Thaksin also told the newspaper that he was only involved with the protest leaders from afar. “I am in contact with them and they ask for advice sometimes,” he said, adding, in a non sequitur, that the violent incidents had taken place while he was on his way to attend the Cannes Film Festival.

In his interview with the Globe and Mail, Thaksin refused to disclose his whereabouts. He said national reconciliation in Thailand was “still far away” now that the government had used a military crackdown to bring the two-month red-shirt rally to an end.

“The protesters, they were very angry.
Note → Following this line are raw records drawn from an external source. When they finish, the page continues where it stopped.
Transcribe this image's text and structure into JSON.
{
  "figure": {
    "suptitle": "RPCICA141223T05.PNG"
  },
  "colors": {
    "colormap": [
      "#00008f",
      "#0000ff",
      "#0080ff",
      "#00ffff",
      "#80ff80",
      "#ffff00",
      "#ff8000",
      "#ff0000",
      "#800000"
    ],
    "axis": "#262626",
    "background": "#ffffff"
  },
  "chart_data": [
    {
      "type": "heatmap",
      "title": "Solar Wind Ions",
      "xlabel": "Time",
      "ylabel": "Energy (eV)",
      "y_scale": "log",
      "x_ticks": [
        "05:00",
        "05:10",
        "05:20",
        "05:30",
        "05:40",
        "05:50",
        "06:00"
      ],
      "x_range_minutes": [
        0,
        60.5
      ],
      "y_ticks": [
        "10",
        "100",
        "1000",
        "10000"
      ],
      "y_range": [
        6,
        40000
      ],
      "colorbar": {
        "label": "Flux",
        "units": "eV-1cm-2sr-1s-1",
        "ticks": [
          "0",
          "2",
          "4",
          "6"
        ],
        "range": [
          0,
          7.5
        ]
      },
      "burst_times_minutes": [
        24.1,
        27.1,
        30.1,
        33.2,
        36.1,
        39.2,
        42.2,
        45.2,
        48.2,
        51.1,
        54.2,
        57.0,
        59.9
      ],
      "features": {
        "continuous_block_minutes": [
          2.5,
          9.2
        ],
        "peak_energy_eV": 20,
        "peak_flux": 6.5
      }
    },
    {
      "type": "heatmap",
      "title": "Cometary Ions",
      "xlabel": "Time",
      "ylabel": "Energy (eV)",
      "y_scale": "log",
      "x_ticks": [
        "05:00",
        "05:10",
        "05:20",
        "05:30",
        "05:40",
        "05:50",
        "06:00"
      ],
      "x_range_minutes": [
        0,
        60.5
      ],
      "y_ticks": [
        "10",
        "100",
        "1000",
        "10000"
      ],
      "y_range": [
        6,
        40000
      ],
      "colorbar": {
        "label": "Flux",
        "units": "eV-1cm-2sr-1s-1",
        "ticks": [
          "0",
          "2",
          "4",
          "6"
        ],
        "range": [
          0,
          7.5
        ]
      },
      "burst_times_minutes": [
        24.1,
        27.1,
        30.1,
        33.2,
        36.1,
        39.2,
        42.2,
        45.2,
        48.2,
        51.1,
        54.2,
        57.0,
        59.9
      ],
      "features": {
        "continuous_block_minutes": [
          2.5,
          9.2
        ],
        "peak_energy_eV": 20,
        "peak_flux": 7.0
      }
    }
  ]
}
They were ready to die because they feel the injustice against them. They want to fight,” Thaksin was quoted as saying. “Those who survived are very angry. It’s not a good sign. I am very worried. I worry about the anger and I worry the government has cornered them instead of talking to them.”

Thaksin also accused Prime Minister Abhisit Vejjajiva’s government, which he described as a “junta”, of hunting down the red shirts. He added that he was ready to compromise.

“Those who survived are being hunted by the government. They are innocent people who are being hunted and detained. I’m more worried about that than myself,” he said. “What I’m concerned about is reconciliation in the country. The government uses the word reconciliation, then creates more conflict.”

Thaksin also gave a video-link interview in English to Australia’s ABC television channel, in which he spoke in broken sentences.

“I can assure this is very, surely politically motivated case, allegation. It is not really a it has no grounds. In my mind I always advocate peaceful protest and I always support my own people that we, Thailand, needs reconciliation. I’m always saying that and I always be.”